What is so urgently needed is a real debate on the meaning of secularism and democracy. It is not a question that only we in India are facing; it is a question around which there are inter-national debates and we need to understand these and make our interventions. So many of our young people voted for the BJP only because they wanted an alternative to the Congress party. The vote was not a rejection of the values and principles for which the Congress should have stood. And Sonia Gandhi did try to defend those principles in every speech she gave. But she was alone and she looked alone. She has had to bear a unbearably heavy cross for the sins of the Congressmen and women who have not had the guts to speak up for those principles or stand up to her if they thought she had erred in her judgements.
Natwar sounded like a feudal patriarch who was hurt by a daughter-in-law’s defiance. He says never would an Indian woman have dared speak to him like that. It made me feel that Sonia Gandhi is living in the midst of a suffocating patriarchal feudal family from which there is no escape. If the Congress wants an alternative, they should fight for one; if they want her to change, they must stand up to her; and if they want to come back to power, they must do some soul-searching.
Sonia Gandhi, on her part, has stood by her principles in the face of opposition from her party. For instance, she intervened to save Nalini from hanging because she is against death penalty. Even when Nalini was responsible for the murder of the person she loved so deeply.

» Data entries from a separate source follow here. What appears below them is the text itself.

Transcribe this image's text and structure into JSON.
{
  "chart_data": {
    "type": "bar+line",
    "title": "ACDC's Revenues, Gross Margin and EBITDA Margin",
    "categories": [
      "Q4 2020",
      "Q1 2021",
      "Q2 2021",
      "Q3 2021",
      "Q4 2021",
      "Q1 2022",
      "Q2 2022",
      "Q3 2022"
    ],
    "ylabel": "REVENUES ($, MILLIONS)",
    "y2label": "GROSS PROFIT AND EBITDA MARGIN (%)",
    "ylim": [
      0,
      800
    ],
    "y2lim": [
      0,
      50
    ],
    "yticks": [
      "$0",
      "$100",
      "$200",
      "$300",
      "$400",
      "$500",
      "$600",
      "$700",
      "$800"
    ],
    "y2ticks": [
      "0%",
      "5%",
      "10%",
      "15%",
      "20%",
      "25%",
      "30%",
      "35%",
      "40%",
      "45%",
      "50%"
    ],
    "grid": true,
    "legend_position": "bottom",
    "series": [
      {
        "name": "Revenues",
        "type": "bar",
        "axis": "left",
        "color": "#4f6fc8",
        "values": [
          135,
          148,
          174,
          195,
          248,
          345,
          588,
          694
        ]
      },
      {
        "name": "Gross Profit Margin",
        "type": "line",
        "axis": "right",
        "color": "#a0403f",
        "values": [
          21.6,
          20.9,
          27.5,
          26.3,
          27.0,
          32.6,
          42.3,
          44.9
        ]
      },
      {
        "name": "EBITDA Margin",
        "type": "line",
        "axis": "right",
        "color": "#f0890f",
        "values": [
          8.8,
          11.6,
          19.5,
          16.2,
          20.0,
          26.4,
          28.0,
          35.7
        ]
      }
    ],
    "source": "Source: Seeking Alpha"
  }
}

In her quiet way there are many examples of how she has upheld her values even in the most difficult times.
In Nehru’s vision India was to be a secular country but also a democratic one. He wanted more and more democracy so that the unity of India could be strengthened; he believed that secularism could survive only if there was more democracy. And more democracy would lead to greater unity.2
This vision has become even more important than when Nehru enunciated it. It is an ideal which may seem almost impossible to dream about at this juncture of our nation’s history and when we see the recent developments in the world. But to me that is why it becomes so much more important for all of us who believe in this vision to unite and debate how we can work towards realising this dream.
Now Natwar Singh is busy giving interviews issuing clarifications and he has claimed that America had opposed his appointment. Then should we not be discussing this matter and asking ourselves whether the growing friend-ship with the Americans will help or hinder our dream of a democratic secular India?
It would be wonderful if the national television channels could find space and time to discuss these important questions instead of allowing an old bitter man to vent his hurt on national television. But if they do not, we must work in such a way that we make the news and the news is that many lakhs of Indians still dream of a democratic secular India and are willing to work towards realisation of that dream.
1. Subhadra Joshi’s resignation letter was published in Secular Democracy, September 1982.
2. Jawahrlal Nehru, Communal Menace in India quoted in Secular Democracy, Independence Number, 1983.
The author is a human rights lawyer and writer.